On Monday, November 22, the Kansas legislature met for a special session in direct response to federal action mandating COVID-19 vaccination for certain employees. The Governor signed HB2001 on November 23.
Mandatory exemptions to Kansas employer vaccine policies
Notwithstanding any provision of law to the contrary, if a Kansas employer chooses to mandate COVID-19 vaccination, it must exempt any employee who submits a written waiver on one of the following bases:
- Endangers the life or health of the employee
- Endangers the life or health of an individual who resides with the employee
- Violates sincerely held religious beliefs of the employee
An employee must provide a written statement in support of a request based on endangerment of life or health signed by a physician or another person who performs acts at the direction of a physician. If relying on religion, the employee must provide a written statement signed by the employee. Of note, an employer cannot inquire into the sincerity of a request for a religious exemption. This is distinct from federal and state antidiscrimination law that permits some inquiry, including where there is an objective basis for questioning the religious nature or sincerity.
The law also creates a new administrative complaint process for an employee whose request for exemption is denied. The employee can file a complaint with the secretary of labor, who will then conduct an investigation and issue a report with its findings. The penalty for a violation is up to $10,000 for employers with fewer than 100 employees and up to $50,000 for larger employers. Employers can avoid the civil penalty by reinstating the employee with backpay.
Under the law, individuals who are discharged for misconduct as a result of refusing to comply with a COVID-19 vaccine requirement remain eligible for unemployment. Further, individuals who decline new employment after making a request for exemption and having such denied by a prospective employer also remain eligible for unemployment. This portion of the law is retroactive to September 9, 2021. Unemployment claims denied between September 9 and November 23 will be independently reviewed by the Secretary of Labor.
What this means for you
This law applies to all Kansas employers of all sizes and across all industries.

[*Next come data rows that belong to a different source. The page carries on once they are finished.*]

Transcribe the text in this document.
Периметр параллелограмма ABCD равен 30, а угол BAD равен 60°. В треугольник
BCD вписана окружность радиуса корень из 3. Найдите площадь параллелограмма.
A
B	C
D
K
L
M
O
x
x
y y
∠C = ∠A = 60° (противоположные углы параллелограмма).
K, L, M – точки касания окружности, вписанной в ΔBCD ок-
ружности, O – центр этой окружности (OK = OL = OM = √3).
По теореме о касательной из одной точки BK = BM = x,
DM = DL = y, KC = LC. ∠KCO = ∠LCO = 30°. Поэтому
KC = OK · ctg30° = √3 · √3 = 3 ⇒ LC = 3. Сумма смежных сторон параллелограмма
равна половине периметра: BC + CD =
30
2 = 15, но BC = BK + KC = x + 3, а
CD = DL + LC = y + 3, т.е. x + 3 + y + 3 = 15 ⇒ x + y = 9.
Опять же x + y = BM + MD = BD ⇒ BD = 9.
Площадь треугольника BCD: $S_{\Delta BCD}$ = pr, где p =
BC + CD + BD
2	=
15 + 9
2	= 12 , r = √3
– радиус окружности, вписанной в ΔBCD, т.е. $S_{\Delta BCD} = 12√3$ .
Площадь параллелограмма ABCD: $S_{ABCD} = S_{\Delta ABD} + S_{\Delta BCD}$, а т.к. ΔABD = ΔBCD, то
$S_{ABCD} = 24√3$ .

Kansas healthcare employers who are covered by the Centers for Medicare & Medicaid Services (CMS) Interim Final Rule and Kansas employers with more than 100 employees covered by the Occupational Safety and Health Administration (OSHA) Emergency Temporary Standard may be subject to conflicting federal and state laws regarding vaccine mandates. Both federal mandates provide standards for assessing requested exemptions that are different than under the new Kansas law. Both federal mandates are the subject of pending litigation.
Kansas employers who are federal contractors must comply with their contractual obligations to the extent FAR 52.223-99 or other similar contract clauses are actually inserted into their federal prime contracts or subcontracts. The Safer Federal Workforce Task Force’s Guidance, which is incorporated by reference by FAR 52.223-99 and similar contract clauses, permits only narrow exemptions for medical disabilities and sincerely held religious beliefs based solely on applicable federal law. There are a number of well-established defenses federal contractors may be able to assert in a challenge to the new Kansas statute or in response to any Kansas enforcement actions, because the new law was apparently designed to deliberately thwart federal procurement policy and objectives. Federal contractors and subcontractors should continue to comply with both their federal contract requirements and the new Kansas statute to the extent possible. Where compliance with both is not possible, employers should seek legal counsel as to how to navigate their particular situation and preserve any potentially applicable defenses or legal challenges.
Lastly, in the first week since its passage, the Kansas Attorney General has taken an aggressive stance on enforcement, including sending letters to employers about potential violations of the new law.